The Company's aggressive domestic strategy to focus upon on-purpose and swing products to capture market share of high-margin molecules such as Light Diesel Oil (LDO) resulted in 4x higher sales than the business plan. With a targeted customer-market identification approach, Nayara's by-product realization remained the best amongst domestic refiners. Adding momentum to the company's green energy endeavours and its margins, the company has effectively maximized ethanol-blending to 7.16% in March 2022, with overall blending compliance of 4.96% in FY22. Efficient management of operations has led to a steady current ratio of 0.6 well above the industry average of 0.4
The company formulated a meticulous, multi-phase action plan to overcome severe stress on liquidity due to lower in the earlier quarters. Despite a challenging market environment and suppressed margins, Nayara Energy managed to secure prepayment deals worth more than $1 billion. FY22 saw growth in receivables as well as inventory, but growth in payables balanced the quick ratio to steady 0.3
In spite of increase in borrowings in FY22, boost in sales and rising operating margin ballooned up interest coverage ratio to 1.66
At the end of FY22 The company has more than 6,500+ operational outlets, has safely handled 5,000 vessels and 390 MMT of crude at the port, 5000+ Loss Time Injury (LTI) free days and have over 50 million Safe Man-hours. 9 new crude grades were introduced as the company's offering in crude basket grew to 126 grades. Operating margins recovered only marginally in FY22 owing to the lags in recovery particularly operational challenges in supply side. It is a credit to the remarkable operational efficiency and steadfast management of the company that it has come through this period relatively unscathed and been able to provide its customers with the essential products they needed throughout the pandemic.

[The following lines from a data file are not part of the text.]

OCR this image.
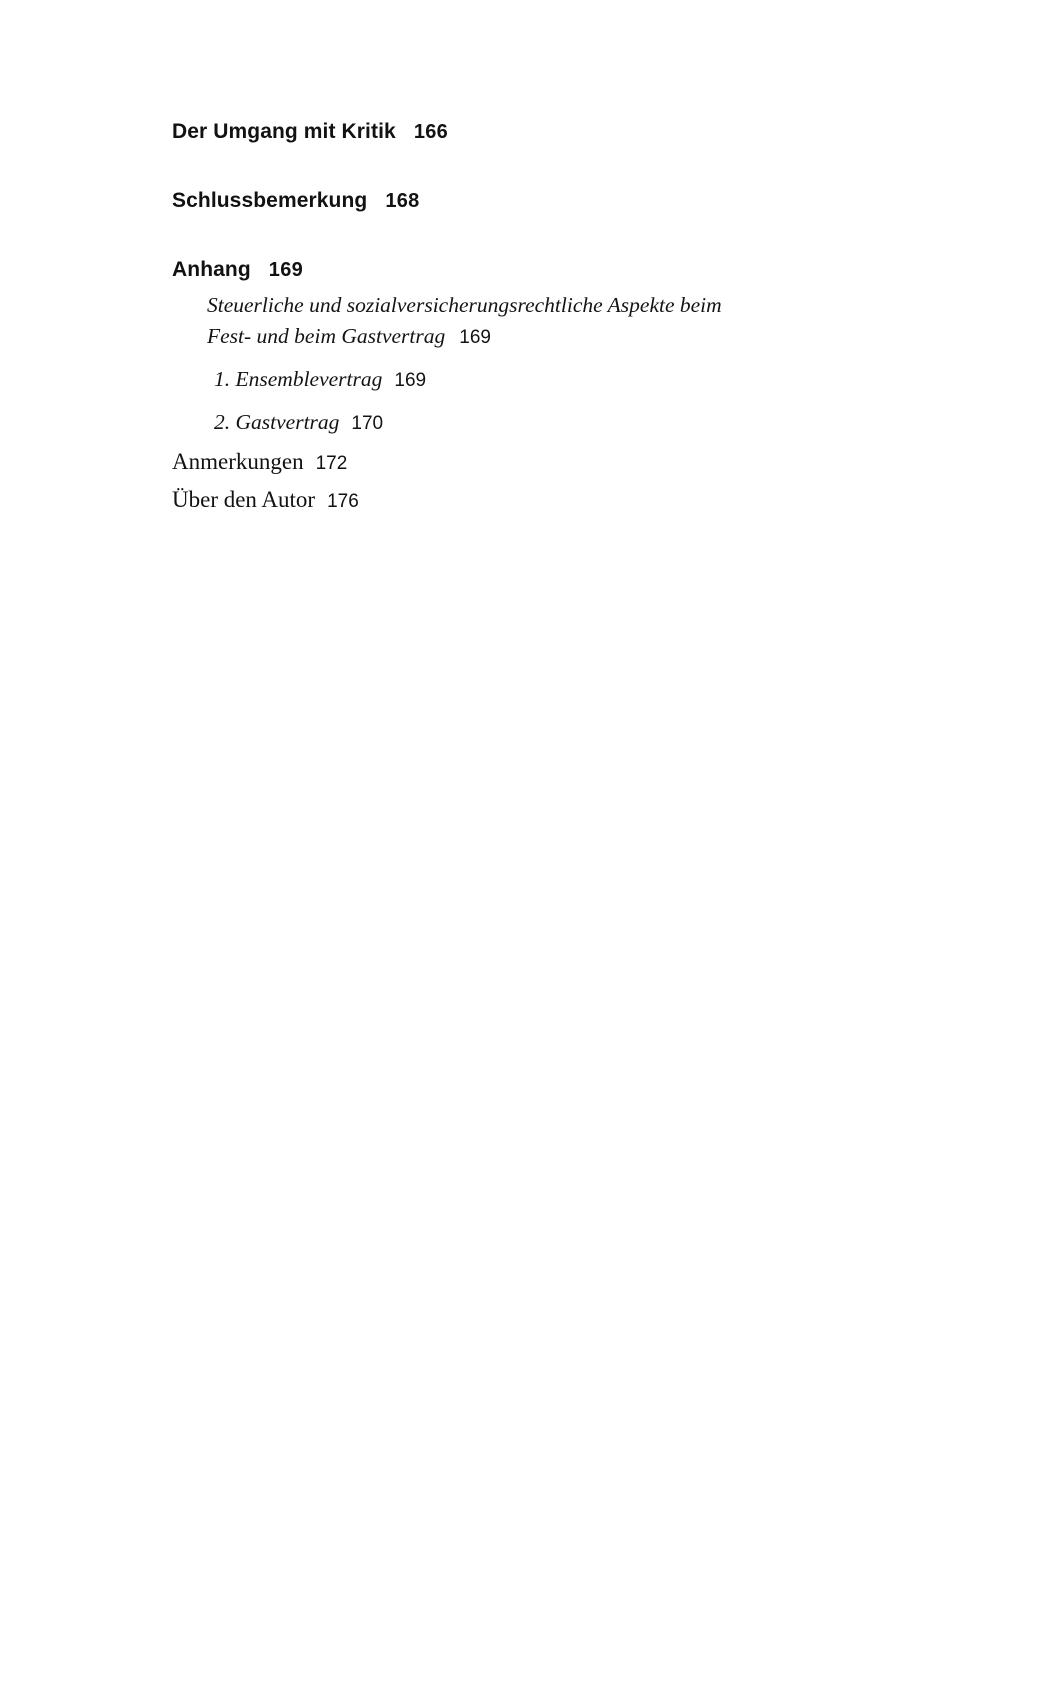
Der Umgang mit Kritik 166
Schlussbemerkung 168
Anhang 169
Steuerliche und sozialversicherungsrechtliche Aspekte beim Fest- und beim Gastvertrag 169
1. Ensemblevertrag 169
2. Gastvertrag 170
Anmerkungen 172
Über den Autor 176
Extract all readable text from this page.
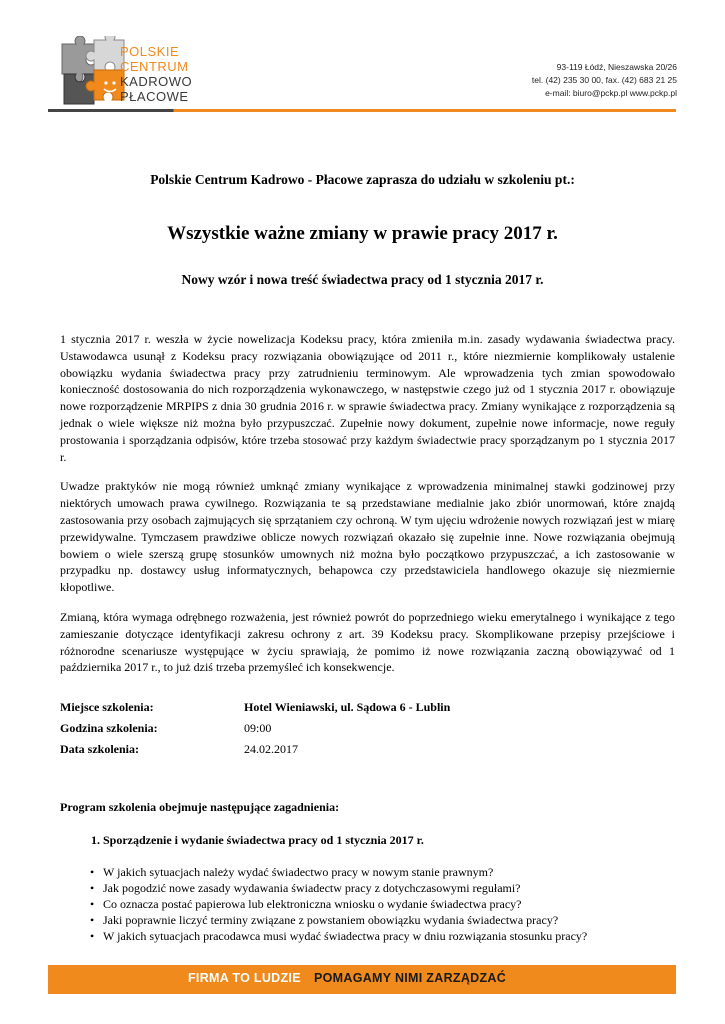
POLSKIE
CENTRUM
KADROWO
PŁACOWE
93-119 Łódź, Nieszawska 20/26
tel. (42) 235 30 00, fax. (42) 683 21 25
e-mail: biuro@pckp.pl www.pckp.pl
Polskie Centrum Kadrowo - Płacowe zaprasza do udziału w szkoleniu pt.:
Wszystkie ważne zmiany w prawie pracy 2017 r.
Nowy wzór i nowa treść świadectwa pracy od 1 stycznia 2017 r.

1 stycznia 2017 r. weszła w życie nowelizacja Kodeksu pracy, która zmieniła m.in. zasady wydawania świadectwa pracy. Ustawodawca usunął z Kodeksu pracy rozwiązania obowiązujące od 2011 r., które niezmiernie komplikowały ustalenie obowiązku wydania świadectwa pracy przy zatrudnieniu terminowym. Ale wprowadzenia tych zmian spowodowało konieczność dostosowania do nich rozporządzenia wykonawczego, w następstwie czego już od 1 stycznia 2017 r. obowiązuje nowe rozporządzenie MRPIPS z dnia 30 grudnia 2016 r. w sprawie świadectwa pracy. Zmiany wynikające z rozporządzenia są jednak o wiele większe niż można było przypuszczać. Zupełnie nowy dokument, zupełnie nowe informacje, nowe reguły prostowania i sporządzania odpisów, które trzeba stosować przy każdym świadectwie pracy sporządzanym po 1 stycznia 2017 r.

Uwadze praktyków nie mogą również umknąć zmiany wynikające z wprowadzenia minimalnej stawki godzinowej przy niektórych umowach prawa cywilnego. Rozwiązania te są przedstawiane medialnie jako zbiór unormowań, które znajdą zastosowania przy osobach zajmujących się sprzątaniem czy ochroną. W tym ujęciu wdrożenie nowych rozwiązań jest w miarę przewidywalne. Tymczasem prawdziwe oblicze nowych rozwiązań okazało się zupełnie inne. Nowe rozwiązania obejmują bowiem o wiele szerszą grupę stosunków umownych niż można było początkowo przypuszczać, a ich zastosowanie w przypadku np. dostawcy usług informatycznych, behapowca czy przedstawiciela handlowego okazuje się niezmiernie kłopotliwe.

Zmianą, która wymaga odrębnego rozważenia, jest również powrót do poprzedniego wieku emerytalnego i wynikające z tego zamieszanie dotyczące identyfikacji zakresu ochrony z art. 39 Kodeksu pracy. Skomplikowane przepisy przejściowe i różnorodne scenariusze występujące w życiu sprawiają, że pomimo iż nowe rozwiązania zaczną obowiązywać od 1 października 2017 r., to już dziś trzeba przemyśleć ich konsekwencje.

Miejsce szkolenia:	Hotel Wieniawski, ul. Sądowa 6 - Lublin
Godzina szkolenia:	09:00
Data szkolenia:	24.02.2017
Program szkolenia obejmuje następujące zagadnienia:
1. Sporządzenie i wydanie świadectwa pracy od 1 stycznia 2017 r.
• W jakich sytuacjach należy wydać świadectwo pracy w nowym stanie prawnym?
• Jak pogodzić nowe zasady wydawania świadectw pracy z dotychczasowymi regułami?
• Co oznacza postać papierowa lub elektroniczna wniosku o wydanie świadectwa pracy?
• Jaki poprawnie liczyć terminy związane z powstaniem obowiązku wydania świadectwa pracy?
• W jakich sytuacjach pracodawca musi wydać świadectwa pracy w dniu rozwiązania stosunku pracy?
FIRMA TO LUDZIE POMAGAMY NIMI ZARZĄDZAĆ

The Ukrainian war's economic repercussions added tension to the already tight crude and product markets recovering from the pandemic. This has led to very positive refining margins for the company and the return margins have generally improved. ROE grew to 4.4% in FY22 at 3 years CAGR of 6%. The challenge is that retail prices in India have been kept below international prices and while lags are normal, this must be resolved to ensure the viability of the private sector and a level playing field for all participants.